なのに今ここにきて鈴さんが現れた事により、鈴さんを守る方向にシフトしてしまった。
敵の対処だけでも厄介なのに、ここに来て味方が邪魔をするだなんて……。
「このみ、落ち着きなさい」
和泉さんがこのみさんの肩を押さえて、今にも穂玖斗さんに攻撃しかねないこのみさんを止めていた。
「黙ってケイ! 鈴を傷つけるなら誰であっても――」
「落ち着きなさい!!」
「っ!?」
和泉さんの一喝が効いたようで、ビクリと体を震わせた後体の力が少し抜けたように見えた。
和泉さんも同じように感じたのか、話を聞ける状態になったと判断した和泉さんが諭すような口調で、このみさんに話しかけ始めた。
「あれは鈴じゃないわ。[鑑定]持ちの子が教えてくれたの。“食われし残骸”だそうよ」
「そんな……」
「もう、死んでるわ」
和泉さんは涙をポロポロと流し始めたこのみさんを抱き寄せ、このみさんを落ち着かせるためか背中をさすりながらこちらに視線を向けて来た。
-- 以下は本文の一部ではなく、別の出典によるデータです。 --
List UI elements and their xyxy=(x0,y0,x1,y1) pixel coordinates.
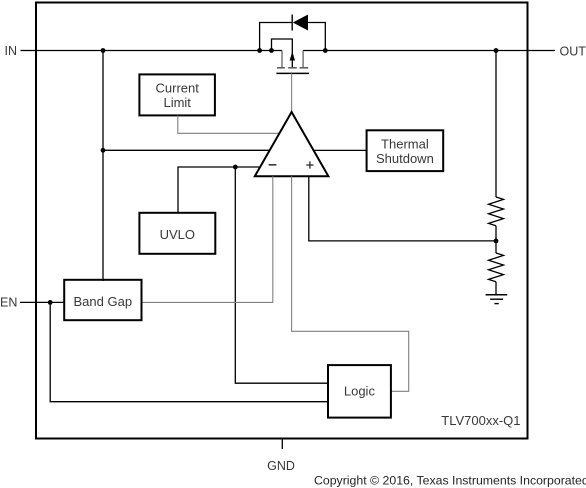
svg-text:Copyright © 2016, Texas Instru: Copyright © 2016, Texas Instruments Inco… xyxy=(314,473,586,487)
wire Band Gap reference to inverting input xyxy=(142,176,273,302)
node junction feedback tap on OUT xyxy=(494,48,499,53)
block Thermal Shutdown xyxy=(367,130,444,171)
block Band Gap xyxy=(64,280,141,320)
node junction diode right on rail xyxy=(323,48,328,53)
body diode D1 cathode bar xyxy=(291,15,293,31)
wire tap down to Logic upper input xyxy=(235,167,328,383)
wire UVLO to amplifier xyxy=(178,167,261,213)
svg-text:OUT: OUT xyxy=(560,45,586,59)
svg-text:GND: GND xyxy=(267,459,295,473)
transistor Q1 source vertical xyxy=(281,51,283,68)
wire IN sense to amplifier xyxy=(103,149,270,151)
wire OUT lead xyxy=(528,50,555,52)
node junction IN sense tap xyxy=(101,148,106,153)
svg-text:EN: EN xyxy=(0,295,17,309)
ground symbol xyxy=(486,295,508,304)
transistor Q1 drain vertical xyxy=(302,51,304,68)
node junction feedback divider tap xyxy=(494,239,499,244)
wire amplifier output to Logic xyxy=(292,176,409,391)
node junction EN tap xyxy=(48,300,53,305)
transistor Q1 bulk contact bar xyxy=(288,67,297,69)
wire OUT rail right segment xyxy=(303,50,528,52)
wire EN lead xyxy=(20,301,64,303)
svg-text:Current: Current xyxy=(156,81,200,96)
wire IN lead xyxy=(21,50,37,52)
body diode D1 wire right vertical xyxy=(308,23,325,51)
wire Current Limit to amplifier xyxy=(178,116,280,134)
resistor R2 xyxy=(489,253,504,282)
transistor Q1 drain contact bar xyxy=(300,67,309,69)
svg-text:UVLO: UVLO xyxy=(160,227,195,242)
body diode D1 anode triangle xyxy=(293,15,308,31)
wire IN rail left segment xyxy=(36,50,282,52)
svg-text:Logic: Logic xyxy=(344,384,376,399)
block UVLO xyxy=(139,213,215,254)
node junction UVLO-Logic tap xyxy=(233,165,238,170)
wire IN vertical bus to Band Gap xyxy=(102,51,104,282)
wire amplifier to Thermal Shutdown xyxy=(314,149,367,151)
block Current Limit xyxy=(139,74,215,115)
block Logic xyxy=(328,365,391,418)
node junction IN-vertical on rail xyxy=(101,48,106,53)
wire R2 to ground xyxy=(495,282,497,295)
transistor Q1 gate bar xyxy=(276,72,309,74)
svg-text:Shutdown: Shutdown xyxy=(376,151,434,166)
svg-text:Thermal: Thermal xyxy=(381,136,429,151)
wire feedback to non-inverting input xyxy=(309,176,496,241)
svg-text:IN: IN xyxy=(5,44,18,58)
IC boundary box U1 xyxy=(36,3,528,439)
body diode D1 wire left vertical xyxy=(260,23,293,51)
op-amp error amplifier xyxy=(255,112,329,176)
node junction diode left on rail xyxy=(257,48,262,53)
wire OUT down to divider xyxy=(495,51,497,198)
transistor Q1 bulk arrow xyxy=(290,52,295,61)
svg-text:TLV700xx-Q1: TLV700xx-Q1 xyxy=(441,413,520,428)
wire divider middle xyxy=(495,226,497,253)
svg-text:Band Gap: Band Gap xyxy=(74,294,133,309)
svg-text:Limit: Limit xyxy=(163,95,191,110)
pin GND tick xyxy=(281,438,283,449)
wire EN to Logic lower input xyxy=(50,302,328,401)
wire gate to amplifier xyxy=(291,73,293,112)
transistor Q1 source contact bar xyxy=(277,67,285,69)
node junction bulk on rail xyxy=(269,48,274,53)
transistor Q1 PMOS bulk wire xyxy=(272,39,293,67)
resistor R1 xyxy=(489,197,504,226)
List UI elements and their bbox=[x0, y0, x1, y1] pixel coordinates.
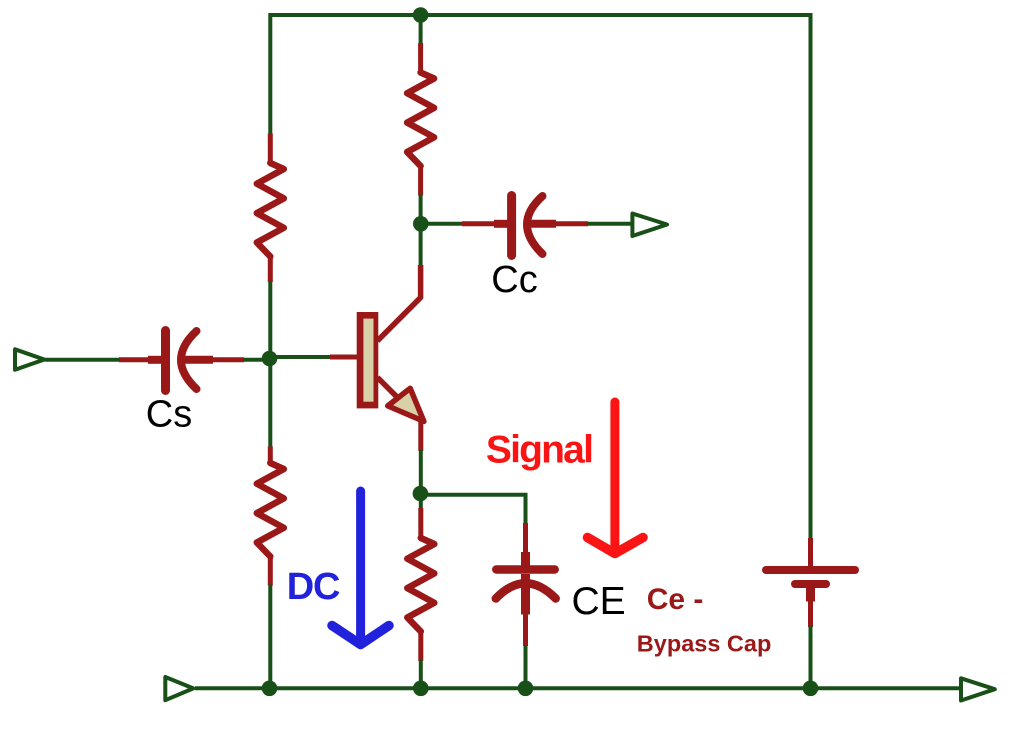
node: rail junction at RE bbox=[413, 681, 429, 697]
resistor R1 bottom lead bbox=[268, 256, 273, 282]
capacitor Cs curved plate bbox=[181, 331, 197, 389]
capacitor Cs left lead bbox=[119, 357, 149, 362]
node: top rail junction at RC bbox=[413, 7, 429, 23]
resistor RC top lead bbox=[418, 43, 423, 74]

「あの子はあたし達に任せて頂戴。同じパーティーメンバーとしてけりをつけるわ。だからあなたは早く自分のパーティーメンバーの助けになってあげなさい」
「は、はい!」
「俺も行くぜ。この状況じゃ前線にも人手がいるだろ」
「お願いします穂玖斗さん」
僕は穂玖斗さんと共に乃亜達のいるところへと向かった。